May 13, 2014 - E.ON recently announced its financial results for the first quarter of 2014.
- EBITDA and underlying net income lower, operating cash flow higher
- Renewables' EBITDA up by 20 percent
- Economic net debt reduced by another €1.1 billion
- Full-year 2014 forecast for EBITDA and underlying net income affirmed
The E.ON Group's businesses performed as anticipated in the first quarter of 2014. Owing to a continued difficult business and regulatory environment and in the wake of divestments, E.ON's EBITDA declined by 12 percent year on year to €3.2 billion, its underlying net income by 13 percent to €1.2 billion. By contrast, operating cash flow rose by €1 billion to €2.6 billion, primarily owing to positive developments in working capital. E.ON continues to expect full-year 2014 EBITDA of €8 to €8.6 billion and underlying net income of €1.5 to €1.9 billion.

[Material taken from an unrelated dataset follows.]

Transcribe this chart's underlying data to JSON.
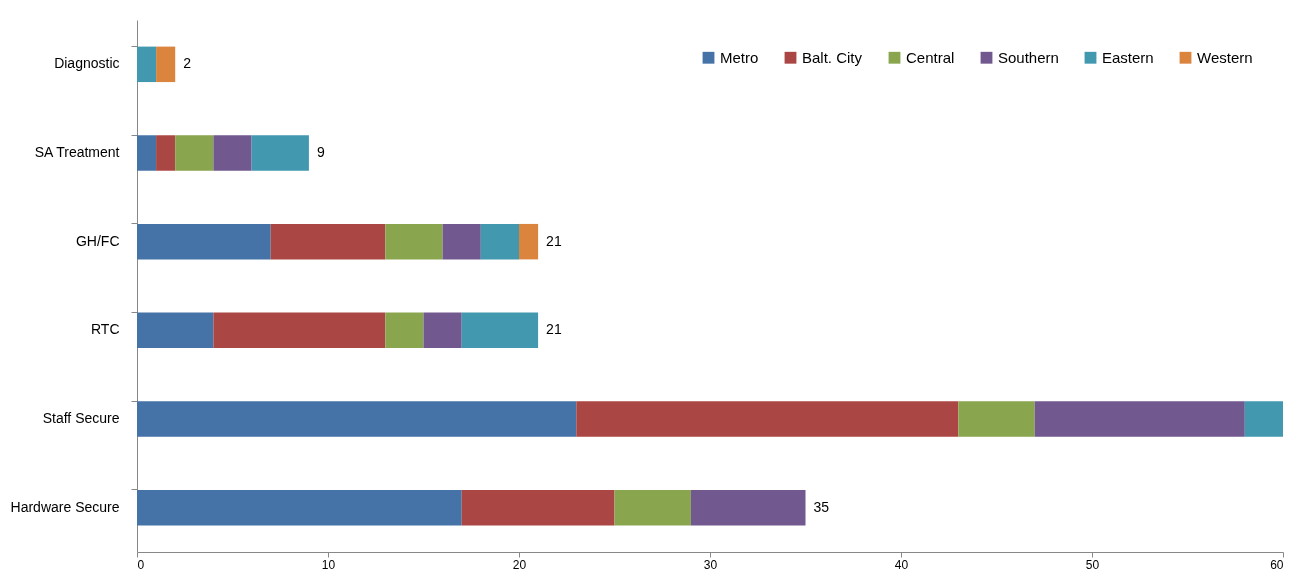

E.ON CFO Klaus Schäfer said: "E.ON is staying on course in difficult times. We're reducing our debt and costs, without neglecting investments in our future." In the first quarter of 2014 E.ON lowered its net debt by more than €1 billion. As planned, it is also reducing its controllable costs — this year by another €300 million." This gives us the flexibility to make targeted investments in growth businesses like wind and solar power," Schäfer pointed out. The Renewables segment recorded first-quarter earnings of nearly €600 million, 20 percent more than last year.
E.ON is further enlarging the proportion of renewables in its generation portfolio by building Amrumbank West, an offshore wind farm located north of the island of Helgoland in the North Sea. The first foundations were installed in January. When completed in 2015, Amrumbank West will have 288MW of capacity, enough to power up to 300,000 households. "All of E.ON is working systematically to establish a balanced generation portfolio and significantly leaner organizational setup," Schäfer said.